Has anyone experimented with a green stick rig? I'm curious about rigging one on a "big boat" with a tall tower, as well as a small boat with only a hard top. Has anyone done it? I've seen a couple commercial boats offshore doing it, and I know it works. And I've researched the kits on line, and they run $3,500 - 6,500. And I just can't rationalize that. Has anyone come up with a cheaper home made rig that won't kill someone, rip the tower/top off, or sink the boat?


----------



## DAWGONIT (Jan 16, 2009)

haven't, however fished alongside/around plenty of commercial boats/charters in the Tidewater, VA and NC Outer Banks regions. there is certainly a uniqueness to them for sure.

good luck & post some pics if you go that route.


----------



## JMB (Jan 2, 2009)

I have had an interest in Green sticks ever since learning about them after seeing them while fishing in Hawaii. 

After seeing what was involved it just didn't seem practical as a recreational fisherman. 

For those not familiar with the technique see this link:

http://pop-hawaii.com/departments/sport-fishing/green-stick/

If trying to replicate the effectiveness of multiple baits out I would think about running multiple lightweight spreaders off the riggers way back or trolling with a kite and run 3-4 lines out. 

The kite being more difficult. But maybe more like the green stick. 

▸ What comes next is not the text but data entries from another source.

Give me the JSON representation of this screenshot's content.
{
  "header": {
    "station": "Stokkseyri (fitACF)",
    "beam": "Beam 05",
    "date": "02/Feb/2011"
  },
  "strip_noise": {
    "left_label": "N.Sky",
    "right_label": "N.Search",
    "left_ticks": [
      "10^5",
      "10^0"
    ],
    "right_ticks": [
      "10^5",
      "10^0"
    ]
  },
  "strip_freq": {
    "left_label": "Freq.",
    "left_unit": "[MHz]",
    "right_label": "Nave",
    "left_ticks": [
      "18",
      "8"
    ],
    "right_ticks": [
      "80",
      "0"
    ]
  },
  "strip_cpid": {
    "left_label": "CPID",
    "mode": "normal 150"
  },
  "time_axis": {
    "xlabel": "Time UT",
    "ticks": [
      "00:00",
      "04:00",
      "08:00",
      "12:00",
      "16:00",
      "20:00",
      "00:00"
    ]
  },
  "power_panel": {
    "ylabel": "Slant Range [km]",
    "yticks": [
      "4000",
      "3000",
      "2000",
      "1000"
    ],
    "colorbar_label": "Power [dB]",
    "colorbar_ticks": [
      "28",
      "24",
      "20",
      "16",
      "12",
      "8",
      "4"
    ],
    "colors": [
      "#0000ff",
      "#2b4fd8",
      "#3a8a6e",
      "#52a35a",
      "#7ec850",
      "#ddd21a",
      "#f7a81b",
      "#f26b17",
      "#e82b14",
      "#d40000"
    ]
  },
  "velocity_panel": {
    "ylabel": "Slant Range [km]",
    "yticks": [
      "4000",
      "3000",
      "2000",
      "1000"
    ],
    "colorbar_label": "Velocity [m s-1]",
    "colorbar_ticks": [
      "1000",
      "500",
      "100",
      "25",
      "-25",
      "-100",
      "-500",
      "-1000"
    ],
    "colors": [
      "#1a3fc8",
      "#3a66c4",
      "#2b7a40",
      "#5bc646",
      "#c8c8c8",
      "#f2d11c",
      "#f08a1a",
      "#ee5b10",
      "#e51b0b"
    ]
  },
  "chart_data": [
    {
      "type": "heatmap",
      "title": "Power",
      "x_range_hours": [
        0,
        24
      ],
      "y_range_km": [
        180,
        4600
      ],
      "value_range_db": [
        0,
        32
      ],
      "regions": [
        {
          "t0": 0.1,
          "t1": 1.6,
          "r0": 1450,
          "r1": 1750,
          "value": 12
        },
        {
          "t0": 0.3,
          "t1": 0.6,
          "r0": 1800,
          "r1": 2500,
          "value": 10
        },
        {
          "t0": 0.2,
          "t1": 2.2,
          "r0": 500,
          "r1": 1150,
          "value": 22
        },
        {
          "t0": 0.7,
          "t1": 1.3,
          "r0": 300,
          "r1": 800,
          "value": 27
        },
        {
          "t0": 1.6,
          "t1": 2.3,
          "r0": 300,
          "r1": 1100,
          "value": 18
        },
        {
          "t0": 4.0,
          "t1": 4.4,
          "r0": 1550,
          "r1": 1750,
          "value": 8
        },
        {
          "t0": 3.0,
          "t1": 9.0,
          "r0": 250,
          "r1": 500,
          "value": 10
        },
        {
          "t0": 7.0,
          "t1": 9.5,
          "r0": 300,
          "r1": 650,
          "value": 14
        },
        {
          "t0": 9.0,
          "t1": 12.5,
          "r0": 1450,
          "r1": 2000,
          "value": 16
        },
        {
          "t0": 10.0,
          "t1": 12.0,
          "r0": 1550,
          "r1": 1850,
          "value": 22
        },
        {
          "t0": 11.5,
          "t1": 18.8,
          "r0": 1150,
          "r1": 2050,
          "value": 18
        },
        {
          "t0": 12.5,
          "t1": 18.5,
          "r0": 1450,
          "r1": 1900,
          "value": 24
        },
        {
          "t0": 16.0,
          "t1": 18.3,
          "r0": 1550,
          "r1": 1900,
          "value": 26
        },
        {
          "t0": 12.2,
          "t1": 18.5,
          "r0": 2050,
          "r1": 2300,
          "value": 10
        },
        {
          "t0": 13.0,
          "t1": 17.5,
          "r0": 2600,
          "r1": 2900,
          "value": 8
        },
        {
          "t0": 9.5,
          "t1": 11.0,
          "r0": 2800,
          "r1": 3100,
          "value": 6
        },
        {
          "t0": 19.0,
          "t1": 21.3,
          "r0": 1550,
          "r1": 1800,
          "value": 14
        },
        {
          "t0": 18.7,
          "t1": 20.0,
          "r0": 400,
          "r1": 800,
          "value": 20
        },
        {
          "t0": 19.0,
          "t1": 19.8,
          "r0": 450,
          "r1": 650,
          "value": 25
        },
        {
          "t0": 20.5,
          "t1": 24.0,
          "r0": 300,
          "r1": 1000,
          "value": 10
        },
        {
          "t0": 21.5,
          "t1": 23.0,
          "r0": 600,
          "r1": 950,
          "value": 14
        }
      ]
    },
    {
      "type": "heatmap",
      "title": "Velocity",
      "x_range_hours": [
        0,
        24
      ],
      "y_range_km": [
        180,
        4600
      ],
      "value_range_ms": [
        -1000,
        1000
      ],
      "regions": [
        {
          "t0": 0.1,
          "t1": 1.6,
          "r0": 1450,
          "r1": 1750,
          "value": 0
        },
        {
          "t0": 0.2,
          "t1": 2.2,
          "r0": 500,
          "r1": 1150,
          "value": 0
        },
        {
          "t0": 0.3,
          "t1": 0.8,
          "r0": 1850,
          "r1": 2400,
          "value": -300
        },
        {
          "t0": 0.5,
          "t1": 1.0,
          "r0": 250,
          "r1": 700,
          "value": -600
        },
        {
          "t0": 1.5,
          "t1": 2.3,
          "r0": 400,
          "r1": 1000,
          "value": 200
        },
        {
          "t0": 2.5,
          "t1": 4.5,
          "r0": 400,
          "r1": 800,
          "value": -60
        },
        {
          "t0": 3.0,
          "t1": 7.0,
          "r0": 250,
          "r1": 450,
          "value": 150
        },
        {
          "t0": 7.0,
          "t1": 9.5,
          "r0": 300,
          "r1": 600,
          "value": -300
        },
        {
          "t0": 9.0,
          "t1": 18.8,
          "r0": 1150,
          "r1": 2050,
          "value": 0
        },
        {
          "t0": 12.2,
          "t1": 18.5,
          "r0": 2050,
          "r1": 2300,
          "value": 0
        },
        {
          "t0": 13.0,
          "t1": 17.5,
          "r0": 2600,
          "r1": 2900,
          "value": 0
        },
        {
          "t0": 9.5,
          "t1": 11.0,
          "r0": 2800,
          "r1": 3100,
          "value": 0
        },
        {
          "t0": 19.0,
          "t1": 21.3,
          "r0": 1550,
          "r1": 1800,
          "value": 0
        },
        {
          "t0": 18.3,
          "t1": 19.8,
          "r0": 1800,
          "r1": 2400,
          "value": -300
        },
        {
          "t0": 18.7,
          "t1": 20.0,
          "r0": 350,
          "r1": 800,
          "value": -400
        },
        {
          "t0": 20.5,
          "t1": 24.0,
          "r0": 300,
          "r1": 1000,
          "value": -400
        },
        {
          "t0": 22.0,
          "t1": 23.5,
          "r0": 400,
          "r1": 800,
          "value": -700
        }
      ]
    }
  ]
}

It would be cool if there is a way to rig this for our purposes. 

Let us know how it works out.


----------



## d-a (Mar 13, 2010)

It can be done. You will need a smaller bird that puts less pressure on your tower. Also use roller release clips attached to long line clips so you have the flexibility to adjust spacing. You want no more than four lines from rods in the holders. You will need to adjust the squid height so there out of the water as much as there in the water. Some places like Japan don't use a bird, just a round buoy, so don't get too caught up on an elaborate bird. It's a lot of work, but can be done if the want is there.

Like anything else, if your not fishing where the fish are your not gonna catch them 

d-a


----------



## matttheboatman (Aug 25, 2008)

You need to go with a full size Green Stick or don't do it! yes, I've seen them catch fish right next to me when all I saw was tuna 175' below the boat. The moment that huge bird came flopping along the surface with all those baits jumping out of the water - the tuna came up immediately. The boat I saw was actually a motor sailer commercial boat called the Viking something, rigged with 2 Green Sticks. Ever since that experience I've wanted to try it. All the research I've done on it says that smaller, less flexible rigs don't work. There are several boats in NC that swear by them. As big as tuna are, they sure can be finicky creatures responding well to tricks such as Kites and all those Green stick baits. Good luck. Matt


----------